1. dünya bazen kimse için fedakarlık yapmaya, sonsuz sevmeye değmez bir yer gibi gelir. Aşk bize gözü kapalı güvenip sonsuz ölçülerde sevebileceğimiz, bizi de o ölçüde seven ve o ölçüde güvenen birini sunar. Kasırganın ortasında sıcacık bir sığınak gibi aşk yeryüzünde.

    Bedenlerimiz aşkı sevdi.
    Mesele her daim üremek nesli devam ettirmek idiyse eğer bedenimiz için, aşk kimi zaman karşımızdaki tende sönme isteğinin pelerinleri altında üremeyi hazza dönüştürerek geldi.

    Bir yalan değil aşk , mutluluğu hüznü nefreti elle tutup gözle göremesek de biliyoruz varlığını. aşk da öyle tıpkı. bazı insanlar tıpkı parayı altına dönüştürmek gibi aşkı da maddeymişçesine depolayıp ruhlarının iç cebinde bir ömür saklamak istiyorlar.

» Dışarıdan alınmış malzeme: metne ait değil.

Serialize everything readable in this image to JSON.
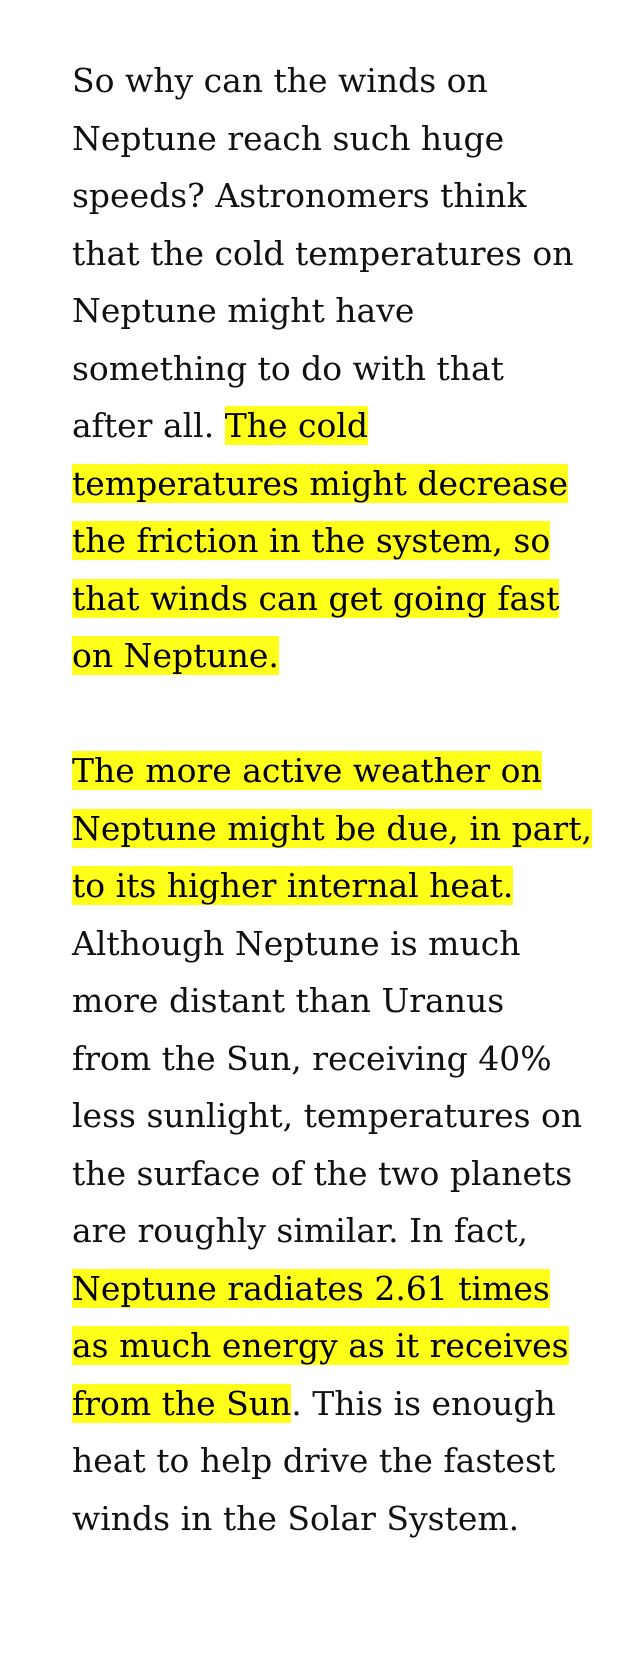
{
  "highlight_color": "#ffff1a",
  "paragraphs": [
    {
      "plain_1": "So why can the winds on Neptune reach such huge speeds? Astronomers think that the cold temperatures on Neptune might have something to do with that after all.",
      "highlight_1": "The cold temperatures might decrease the friction in the system, so that winds can get going fast on Neptune."
    },
    {
      "highlight_1": "The more active weather on Neptune might be due, in part, to its higher internal heat.",
      "plain_1": "Although Neptune is much more distant than Uranus from the Sun, receiving 40% less sunlight, temperatures on the surface of the two planets are roughly similar. In fact,",
      "highlight_2": "Neptune radiates 2.61 times as much energy as it receives from the Sun",
      "plain_2": ". This is enough heat to help drive the fastest winds in the Solar System."
    }
  ]
}
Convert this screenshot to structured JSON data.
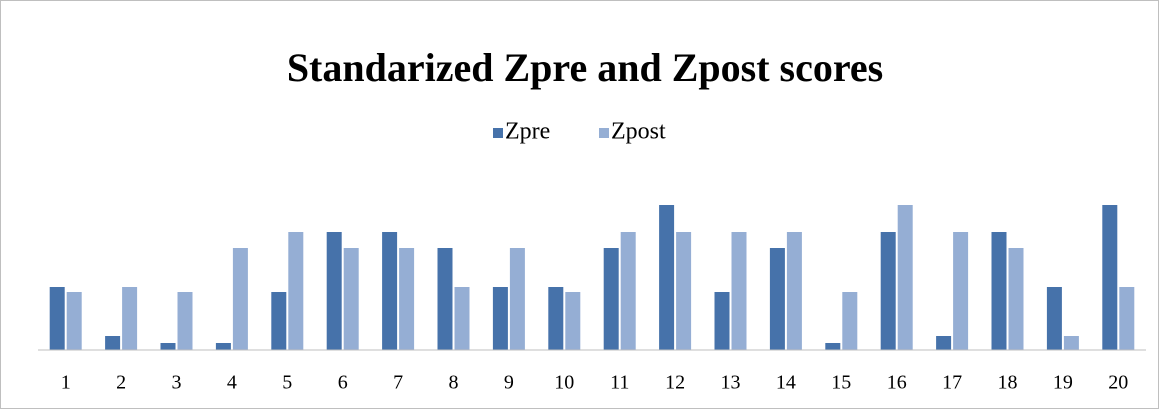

Çıkarcı ve maddeci bir anlayış. Aşk bir elmas değil, kimse sonsuz kalıcılığını garanti etmedi, aşk hali geçince aşk bir yalanmış demek çok ama çok sığ bir düşünce. biz sevdik mi ömürlük severiz insanları. Nereden biliyorsun aslında nasıl bir karakteri olduğuna dair zerre fikrin olmayan bir insanı kaşına gözüne vuruldun diye bir ömür aşkla seveceğini ? desene işte ben riski sevmiyorum, o da ömürlük sevsin bende ki kimsenin başı ağrımasın diye. sahtekarca.

    Sadece bir süreç bu, ruhsal bir süreç. Kimse orgazmı inkar edemez kaybolduğu için, bittiği için. Aşk da ruhun tam bir trajedi olan şu hayatta masal hali sadece. Yaşamın hallerinin en güzellerinden biri. Vuruluyorsun birine ruhsal bedensel beklentilerin ile beğenilerin öyle bir maksimum yapıyor ki o kişide, milyonlarca kelebeğin kozalarından çıkış mevsimi gibi oluyor kalbinin bahçeleri. öylesine güzel ve mutlu edici. Tam da bu sebeple yıkıcı.